Leggewie: Genau. Und er hat das getan mit einem ganz klaren Geschäftsinteresse eines von ihm betriebenen Unternehmens, und er hat sich ja auch mit einem Magazin zusammengetan, um das aufzudecken. Sie können auch bei VroniPlag Werbung entdecken. Ich nehme an, dass da ein Geschäftsmodell dahintersteckt. Ich möchte es nur wissen, ich habe gar nichts dagegen. Ich möchte nur wissen, was damit verbunden ist.
Wir haben jetzt viele solcher Einrichtungen, die internetgestützt eine neue Form der Kontrolle, sagen wir mal staatlichen oder auch privaten Handelns bilden. Die müssen natürlich ganz besonders auf ihre Transparenz, auf ihre Regeln achten. Dann können sie sich als Anwälte der Zivilgesellschaft begreifen. Ich bin immer noch der Meinung, dass die Bewertung einer Dissertation – und dafür war der Fall Steinmeier sehr exemplarisch – nur durch die Peers, also diejenigen im Wissenschaftssystem ausgeführt werden kann, die als Gutachter in Frage kommen. Das ist auch im Fall Steinmeier völlig klar: Sowohl die Begutachtung der Dissertation damals 1991 war völlig in Ordnung als auch die jetzige Kontrolle, Nachkontrolle durch die Universität Gießen, ist völlig unanfechtbar. Und es ist gut, dass die selbsternannten Kritiker des Wissenschaftssystems jetzt hier in ihre Schranken verwiesen worden sind. Alle Universitäten, alle Forschungsinstitute können weiterhin genau in dieser Richtung tätig sein, sie können ihre Kontrolle auch verbessern.
Wichtig ist aber, dass man Wissensproduktion insgesamt wieder versteht als ein kollektives Gut und eine kollektive Arbeit, an der ganz viele beteiligt sind. Es gibt eine lange Tradition der Wissenschaftsgeschichte und Soziologie, die man in dem Satz bündeln kann: "Wir stehen auf den Schultern von Riesen." Wir nehmen immer das Wissen früherer Generationen in Anspruch. Natürlich müssen wir es ordentlich zitieren, würdigen und besprechen. Es gibt also nicht die Freiheit, sich irgendetwas zu bedienen in diesem Fundus, aber es ist klar, von der ganzen Haltung, der Herangehensweise an die Wissenschaft, dass dies ein kollektives Unterfangen ist, dass Wissen ein öffentliches Gut ist, und es ist gut, wenn bestimmte Erkenntnisse, die jemand, die eine Person X gehabt hat, durch eine Person B dann weitertransferiert werden. Und das ist ein kollektives Unternehmen. Das geht in der heutigen Privatkommerzialisierung der Universitäten, des Wissenschaftssystems völlig unter.

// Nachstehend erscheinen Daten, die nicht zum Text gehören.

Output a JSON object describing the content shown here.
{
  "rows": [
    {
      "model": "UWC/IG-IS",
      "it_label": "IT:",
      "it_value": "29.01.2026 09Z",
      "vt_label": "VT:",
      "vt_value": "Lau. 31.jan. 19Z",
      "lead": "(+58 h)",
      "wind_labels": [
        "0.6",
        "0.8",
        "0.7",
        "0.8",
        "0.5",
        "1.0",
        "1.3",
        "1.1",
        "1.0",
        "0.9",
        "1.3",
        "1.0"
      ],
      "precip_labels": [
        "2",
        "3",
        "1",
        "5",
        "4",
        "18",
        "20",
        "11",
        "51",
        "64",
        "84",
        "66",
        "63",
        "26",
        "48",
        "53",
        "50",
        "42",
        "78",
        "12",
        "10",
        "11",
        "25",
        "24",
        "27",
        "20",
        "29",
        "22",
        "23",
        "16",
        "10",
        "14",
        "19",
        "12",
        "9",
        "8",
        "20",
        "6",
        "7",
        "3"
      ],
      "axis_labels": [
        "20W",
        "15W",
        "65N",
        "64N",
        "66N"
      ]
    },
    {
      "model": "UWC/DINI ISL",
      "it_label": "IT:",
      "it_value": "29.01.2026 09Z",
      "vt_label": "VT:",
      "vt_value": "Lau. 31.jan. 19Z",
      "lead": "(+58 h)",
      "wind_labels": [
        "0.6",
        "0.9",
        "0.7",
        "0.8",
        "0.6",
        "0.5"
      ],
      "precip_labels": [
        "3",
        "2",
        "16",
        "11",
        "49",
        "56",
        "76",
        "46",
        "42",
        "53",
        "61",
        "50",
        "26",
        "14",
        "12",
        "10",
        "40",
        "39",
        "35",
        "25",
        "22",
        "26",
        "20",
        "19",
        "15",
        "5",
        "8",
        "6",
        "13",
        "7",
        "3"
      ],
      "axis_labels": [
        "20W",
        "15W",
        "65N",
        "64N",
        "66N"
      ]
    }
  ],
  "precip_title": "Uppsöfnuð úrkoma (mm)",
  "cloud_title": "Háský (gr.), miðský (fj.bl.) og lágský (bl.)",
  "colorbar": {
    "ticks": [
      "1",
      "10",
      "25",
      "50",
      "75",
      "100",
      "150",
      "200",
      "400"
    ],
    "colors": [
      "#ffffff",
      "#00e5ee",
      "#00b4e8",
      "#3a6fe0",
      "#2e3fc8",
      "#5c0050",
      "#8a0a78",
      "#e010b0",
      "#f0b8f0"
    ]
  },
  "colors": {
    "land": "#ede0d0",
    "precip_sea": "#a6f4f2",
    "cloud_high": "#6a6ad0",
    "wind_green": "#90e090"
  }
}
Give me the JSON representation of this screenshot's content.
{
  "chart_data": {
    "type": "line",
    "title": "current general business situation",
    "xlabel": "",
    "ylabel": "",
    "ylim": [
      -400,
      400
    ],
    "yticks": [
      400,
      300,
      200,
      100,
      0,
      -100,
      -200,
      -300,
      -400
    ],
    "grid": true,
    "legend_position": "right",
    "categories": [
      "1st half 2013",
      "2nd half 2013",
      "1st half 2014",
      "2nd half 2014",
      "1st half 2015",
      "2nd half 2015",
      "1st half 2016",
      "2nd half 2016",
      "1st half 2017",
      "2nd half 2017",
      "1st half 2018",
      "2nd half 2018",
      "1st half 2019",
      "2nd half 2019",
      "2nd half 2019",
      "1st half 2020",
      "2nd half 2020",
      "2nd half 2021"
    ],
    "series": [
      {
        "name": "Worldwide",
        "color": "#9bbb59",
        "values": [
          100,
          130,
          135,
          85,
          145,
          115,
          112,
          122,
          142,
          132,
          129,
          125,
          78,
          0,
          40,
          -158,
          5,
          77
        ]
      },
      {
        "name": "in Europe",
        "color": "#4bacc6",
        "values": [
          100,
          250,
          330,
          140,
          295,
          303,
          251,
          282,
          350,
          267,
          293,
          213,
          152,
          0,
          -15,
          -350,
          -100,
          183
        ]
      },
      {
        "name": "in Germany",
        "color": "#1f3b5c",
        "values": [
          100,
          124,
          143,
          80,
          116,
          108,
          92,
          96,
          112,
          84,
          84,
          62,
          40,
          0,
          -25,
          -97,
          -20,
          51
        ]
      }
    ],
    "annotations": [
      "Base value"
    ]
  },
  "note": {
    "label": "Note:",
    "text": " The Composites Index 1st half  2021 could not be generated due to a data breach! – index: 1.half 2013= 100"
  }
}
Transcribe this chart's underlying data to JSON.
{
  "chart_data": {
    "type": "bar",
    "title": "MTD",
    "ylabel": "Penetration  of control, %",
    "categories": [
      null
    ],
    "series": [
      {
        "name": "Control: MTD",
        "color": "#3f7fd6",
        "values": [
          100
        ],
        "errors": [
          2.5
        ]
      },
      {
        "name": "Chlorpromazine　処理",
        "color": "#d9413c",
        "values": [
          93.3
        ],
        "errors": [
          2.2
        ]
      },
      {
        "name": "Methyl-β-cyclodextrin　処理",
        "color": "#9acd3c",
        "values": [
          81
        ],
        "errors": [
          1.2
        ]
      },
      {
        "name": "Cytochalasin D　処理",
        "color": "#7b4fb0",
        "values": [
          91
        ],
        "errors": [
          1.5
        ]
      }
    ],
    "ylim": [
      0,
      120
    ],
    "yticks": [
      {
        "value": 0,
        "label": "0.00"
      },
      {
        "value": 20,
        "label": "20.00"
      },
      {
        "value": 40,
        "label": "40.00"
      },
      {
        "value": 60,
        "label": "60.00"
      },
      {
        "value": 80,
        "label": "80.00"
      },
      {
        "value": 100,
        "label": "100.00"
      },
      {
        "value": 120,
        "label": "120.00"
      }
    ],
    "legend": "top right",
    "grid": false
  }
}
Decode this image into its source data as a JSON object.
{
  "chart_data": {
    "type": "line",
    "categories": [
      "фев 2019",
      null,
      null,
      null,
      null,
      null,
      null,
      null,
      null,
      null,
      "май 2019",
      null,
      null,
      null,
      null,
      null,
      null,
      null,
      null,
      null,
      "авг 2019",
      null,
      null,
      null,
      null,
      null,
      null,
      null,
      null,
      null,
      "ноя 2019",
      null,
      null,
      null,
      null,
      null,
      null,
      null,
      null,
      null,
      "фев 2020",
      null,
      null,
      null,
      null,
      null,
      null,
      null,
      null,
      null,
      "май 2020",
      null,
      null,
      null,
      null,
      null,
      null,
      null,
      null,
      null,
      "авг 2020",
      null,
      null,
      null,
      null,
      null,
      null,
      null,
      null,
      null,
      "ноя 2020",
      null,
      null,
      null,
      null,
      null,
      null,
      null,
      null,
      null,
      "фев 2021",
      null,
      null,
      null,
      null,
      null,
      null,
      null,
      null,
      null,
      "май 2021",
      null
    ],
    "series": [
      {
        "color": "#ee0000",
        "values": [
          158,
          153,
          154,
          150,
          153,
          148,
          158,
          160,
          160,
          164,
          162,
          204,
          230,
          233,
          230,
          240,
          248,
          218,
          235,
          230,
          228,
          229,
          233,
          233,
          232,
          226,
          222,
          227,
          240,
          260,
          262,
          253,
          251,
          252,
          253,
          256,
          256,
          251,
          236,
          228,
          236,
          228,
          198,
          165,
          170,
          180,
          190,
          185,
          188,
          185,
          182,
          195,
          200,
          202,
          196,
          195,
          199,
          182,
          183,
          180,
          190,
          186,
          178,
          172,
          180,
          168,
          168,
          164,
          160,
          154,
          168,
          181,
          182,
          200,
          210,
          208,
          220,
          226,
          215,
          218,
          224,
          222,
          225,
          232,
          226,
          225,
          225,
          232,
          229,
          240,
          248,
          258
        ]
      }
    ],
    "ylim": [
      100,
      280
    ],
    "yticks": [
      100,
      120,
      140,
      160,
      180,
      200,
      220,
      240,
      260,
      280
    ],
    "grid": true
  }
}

Führer: Herr Leggewie, da ist noch viel zu diskutieren, das machen wir ein andermal. Ich wünsche Ihnen erst mal einen schönen Tag und danke Ihnen für das Gespräch!
Leggewie: Ich danke Ihnen!
Führer: Das war Prof. Dr. Claus Leggewie, der Direktor des kulturwissenschaftlichen Instituts Essen.
Äußerungen unserer Gesprächspartner geben deren eigene Auffassungen wieder. Deutschlandradio macht sich Äußerungen seiner Gesprächspartner in Interviews und Diskussionen nicht zu eigen.